Beyond bacteria: a study of the enteric microbial consortium in extremely low birth weight infants

Abstract

Extremely low birth weight (ELBW) infants have high morbidity and mortality, frequently due to invasive infections from bacteria, fungi, and viruses. The microbial communities present in the gastrointestinal tracts of preterm infants may serve as a reservoir for invasive organisms and remain poorly characterized. We used deep pyrosequencing to examine the gut-associated microbiome of 11 ELBW infants in the first postnatal month, with a first time determination of the eukaryote microbiota such as fungi and nematodes, including bacteria and viruses that have not been previously described. Among the fungi observed, Candida sp. and Clavispora sp. dominated the sequences, but a range of environmental molds were also observed. Surprisingly, seventy-one percent of the infant fecal samples tested contained ribosomal sequences corresponding to the parasitic organism Trichinella. Ribosomal DNA sequences for the roundworm symbiont Xenorhabdus accompanied these sequences in the infant with the greatest proportion of Trichinella sequences. When examining ribosomal DNA sequences in aggregate, Enterobacteriales, Pseudomonas, Staphylococcus, and Enterococcus were the most abundant bacterial taxa in a low diversity bacterial community (mean Shannon-Weaver Index of 1.02 ± 0.69), with relatively little change within individual infants through time. To supplement the ribosomal sequence data, shotgun sequencing was performed on DNA from multiple displacement amplification (MDA) of total fecal genomic DNA from two infants. In addition to the organisms mentioned previously, the metagenome also revealed sequences for gram positive and gram negative bacteriophages, as well as human adenovirus C. Together, these data reveal surprising eukaryotic and viral microbial diversity in ELBW enteric microbiota dominated bytypes of bacteria known to cause invasive disease in these infants.

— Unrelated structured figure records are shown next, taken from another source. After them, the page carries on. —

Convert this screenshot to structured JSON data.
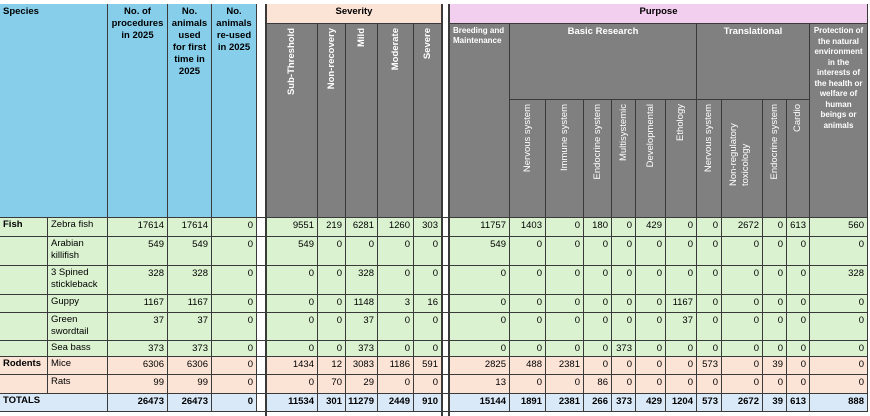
{
  "headers": {
    "species": "Species",
    "procedures": "No. of procedures in 2025",
    "first_time": "No. animals used for first time in 2025",
    "reused": "No. animals re-used in 2025",
    "severity": "Severity",
    "purpose": "Purpose",
    "sub_threshold": "Sub-Threshold",
    "non_recovery": "Non-recovery",
    "mild": "Mild",
    "moderate": "Moderate",
    "severe": "Severe",
    "breeding": "Breeding and Maintenance",
    "basic_research": "Basic Research",
    "translational": "Translational",
    "protection": "Protection of the natural environment in the interests of the health or welfare of human beings or animals",
    "nervous": "Nervous system",
    "immune": "Immune system",
    "endocrine": "Endocrine system",
    "multisystemic": "Multisystemic",
    "developmental": "Developmental",
    "ethology": "Ethology",
    "t_nervous": "Nervous system",
    "t_nonreg": "Non-regulatory toxicology",
    "t_endocrine": "Endocrine system",
    "t_cardio": "Cardio"
  },
  "groups": {
    "fish": "Fish",
    "rodents": "Rodents",
    "totals": "TOTALS"
  },
  "rows": [
    {
      "species": "Zebra fish",
      "procedures": "17614",
      "first": "17614",
      "reused": "0",
      "sub": "9551",
      "nonrec": "219",
      "mild": "6281",
      "mod": "1260",
      "sev": "303",
      "breed": "11757",
      "nerv": "1403",
      "imm": "0",
      "endo": "180",
      "multi": "0",
      "dev": "429",
      "eth": "0",
      "tnerv": "0",
      "tnonreg": "2672",
      "tendo": "0",
      "cardio": "613",
      "prot": "560"
    },
    {
      "species": "Arabian killifish",
      "procedures": "549",
      "first": "549",
      "reused": "0",
      "sub": "549",
      "nonrec": "0",
      "mild": "0",
      "mod": "0",
      "sev": "0",
      "breed": "549",
      "nerv": "0",
      "imm": "0",
      "endo": "0",
      "multi": "0",
      "dev": "0",
      "eth": "0",
      "tnerv": "0",
      "tnonreg": "0",
      "tendo": "0",
      "cardio": "0",
      "prot": "0"
    },
    {
      "species": "3 Spined stickleback",
      "procedures": "328",
      "first": "328",
      "reused": "0",
      "sub": "0",
      "nonrec": "0",
      "mild": "328",
      "mod": "0",
      "sev": "0",
      "breed": "0",
      "nerv": "0",
      "imm": "0",
      "endo": "0",
      "multi": "0",
      "dev": "0",
      "eth": "0",
      "tnerv": "0",
      "tnonreg": "0",
      "tendo": "0",
      "cardio": "0",
      "prot": "328"
    },
    {
      "species": "Guppy",
      "procedures": "1167",
      "first": "1167",
      "reused": "0",
      "sub": "0",
      "nonrec": "0",
      "mild": "1148",
      "mod": "3",
      "sev": "16",
      "breed": "0",
      "nerv": "0",
      "imm": "0",
      "endo": "0",
      "multi": "0",
      "dev": "0",
      "eth": "1167",
      "tnerv": "0",
      "tnonreg": "0",
      "tendo": "0",
      "cardio": "0",
      "prot": "0"
    },
    {
      "species": "Green swordtail",
      "procedures": "37",
      "first": "37",
      "reused": "0",
      "sub": "0",
      "nonrec": "0",
      "mild": "37",
      "mod": "0",
      "sev": "0",
      "breed": "0",
      "nerv": "0",
      "imm": "0",
      "endo": "0",
      "multi": "0",
      "dev": "0",
      "eth": "37",
      "tnerv": "0",
      "tnonreg": "0",
      "tendo": "0",
      "cardio": "0",
      "prot": "0"
    },
    {
      "species": "Sea bass",
      "procedures": "373",
      "first": "373",
      "reused": "0",
      "sub": "0",
      "nonrec": "0",
      "mild": "373",
      "mod": "0",
      "sev": "0",
      "breed": "0",
      "nerv": "0",
      "imm": "0",
      "endo": "0",
      "multi": "373",
      "dev": "0",
      "eth": "0",
      "tnerv": "0",
      "tnonreg": "0",
      "tendo": "0",
      "cardio": "0",
      "prot": "0"
    },
    {
      "species": "Mice",
      "procedures": "6306",
      "first": "6306",
      "reused": "0",
      "sub": "1434",
      "nonrec": "12",
      "mild": "3083",
      "mod": "1186",
      "sev": "591",
      "breed": "2825",
      "nerv": "488",
      "imm": "2381",
      "endo": "0",
      "multi": "0",
      "dev": "0",
      "eth": "0",
      "tnerv": "573",
      "tnonreg": "0",
      "tendo": "39",
      "cardio": "0",
      "prot": "0"
    },
    {
      "species": "Rats",
      "procedures": "99",
      "first": "99",
      "reused": "0",
      "sub": "0",
      "nonrec": "70",
      "mild": "29",
      "mod": "0",
      "sev": "0",
      "breed": "13",
      "nerv": "0",
      "imm": "0",
      "endo": "86",
      "multi": "0",
      "dev": "0",
      "eth": "0",
      "tnerv": "0",
      "tnonreg": "0",
      "tendo": "0",
      "cardio": "0",
      "prot": "0"
    }
  ],
  "totals": {
    "procedures": "26473",
    "first": "26473",
    "reused": "0",
    "sub": "11534",
    "nonrec": "301",
    "mild": "11279",
    "mod": "2449",
    "sev": "910",
    "breed": "15144",
    "nerv": "1891",
    "imm": "2381",
    "endo": "266",
    "multi": "373",
    "dev": "429",
    "eth": "1204",
    "tnerv": "573",
    "tnonreg": "2672",
    "tendo": "39",
    "cardio": "613",
    "prot": "888"
  },
  "colors": {
    "header_blue": "#87ceeb",
    "header_grey": "#808080",
    "severity_header": "#fbe3d6",
    "purpose_header": "#f2ceef",
    "data_green": "#daf2d0",
    "rodent_pink": "#fbe3d6",
    "totals_blue": "#dae9f8"
  }
}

Figure 1. Lower eukaryotic sequence abundance.

Panel A: Order level data per sample is shown as a percentage of the total sequences. Panel B: Predominant yeast genera and species. Best match genus-species estimates per infant's sample are shown. Where only a genus is indicated, species level data could not be confidently determined.

Figure 2. Rarefaction curves for lower eukaryotic sequences begin to plateau.

Curves are identified by infant (first number) and sample number (second number). Phylogenetic cutoff distances for 0.03 (approximately species level) and 0.1 (approximately genus level) are shown in Panels A and B respectively.

Figure 3. Bacterial phyla and orders in aggregate.

Sequences from 16S rDNA were combined among all samples and analyzed in aggregate. Only taxa with greater than 50 sequences are shown. Panel A: Phyla-level sequence analysis. Panel B: Most-abundant orders (>0.5% of total sequences). Panel C: Low-abundance orders (<0.5% of total sequences).

Figure 4. Bacterial genera by infant sample.

Panel A: Percentages of the total sequences are shown for each sample. Shannon-Weaver Index (cutoff distance of 0.1) and Chao1 (cutoff distance of 0.1) are shown. Panel B: A graphical representation of the change in the Shannon-Weaver Index between samples per infant.

Figure 5. Rarefaction curves for 16S rDNA sequences.

Curves are identified by infant (first number) and sample number (second number). Phylogenetic cutoff distances for 0.03 (approximately species level) and 0.1 (approximately genus level) are shown in Panels A and B, respectively.